C’est pourquoi la suppression utile et nécessaire proposée par le chef de l’Etat dans son projet de société, est venue à point nommé. A cet égard, je n’admets qu’une exception à la règle de la poursuite de nos hauts responsables devant des juridictions ordinaires : c’est le parjure. En cas de parjure dûment constaté par la Cour Constitutionnelle, il faut une procédure spéciale pour démettre  et juger le président de la République en exercice, afin de ne pas fragiliser l’Etat. A ce niveau, il faut, tout au moins durant son mandat, une immunité qui le protège  dans la gestion des affaires de l’Etat. Mais cette immunité ne devrait en aucun cas concerner le parjure ou encore les crimes économiques dûment constatés par un tribunal ordinaire et validés par la Cour Constitutionnelle.

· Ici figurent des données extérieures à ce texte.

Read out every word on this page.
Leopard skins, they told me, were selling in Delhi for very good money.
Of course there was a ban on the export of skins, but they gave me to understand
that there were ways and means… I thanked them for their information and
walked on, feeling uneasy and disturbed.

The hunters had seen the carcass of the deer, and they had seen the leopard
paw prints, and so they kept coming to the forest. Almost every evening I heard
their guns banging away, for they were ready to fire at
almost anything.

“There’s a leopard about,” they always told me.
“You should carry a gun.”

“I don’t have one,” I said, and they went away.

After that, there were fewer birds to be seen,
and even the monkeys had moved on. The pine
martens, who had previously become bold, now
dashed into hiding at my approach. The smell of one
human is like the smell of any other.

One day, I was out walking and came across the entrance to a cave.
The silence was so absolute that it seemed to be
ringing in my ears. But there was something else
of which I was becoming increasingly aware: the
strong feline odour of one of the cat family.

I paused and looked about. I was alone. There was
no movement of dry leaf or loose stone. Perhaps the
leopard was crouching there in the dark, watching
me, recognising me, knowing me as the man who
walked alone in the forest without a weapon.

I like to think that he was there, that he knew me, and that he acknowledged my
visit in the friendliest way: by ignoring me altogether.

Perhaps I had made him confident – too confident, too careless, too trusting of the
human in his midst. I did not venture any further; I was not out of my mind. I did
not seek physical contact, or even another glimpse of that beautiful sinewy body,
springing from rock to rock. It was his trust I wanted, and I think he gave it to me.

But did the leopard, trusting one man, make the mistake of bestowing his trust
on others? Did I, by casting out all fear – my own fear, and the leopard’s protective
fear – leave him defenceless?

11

       Je ne peux donc partager l’avis de ceux qui pensent qu’il faut une juridiction d’exception, même ad’ hoc, pour juger nos gouvernants. Qu’elle soit de composition différenciée ou non par rapport à la Haute Cour actuelle, elle instaure une justice à deux vitesses qui frappe sévèrement les plus vulnérables et laisse passer les grands, même couverts du sang de leurs divers crimes. Cette position ne doit rien au yayisme ni à ses noirceurs connues ou inconnues. Elle s’inspire plutôt d’une vérité évidente : la corruption est fille de l’impunité.

Dans nos Etats en construction, tout régime d’impunité fait le lit au pillage dont nous connaissons tous les avatars. Les réformes en cours doivent intégrer cette réalité : si nous instaurons des juridictions d’exception pour les dirigeants nous ouvrons la voie à la politisation de la justice et donc à l’impunité.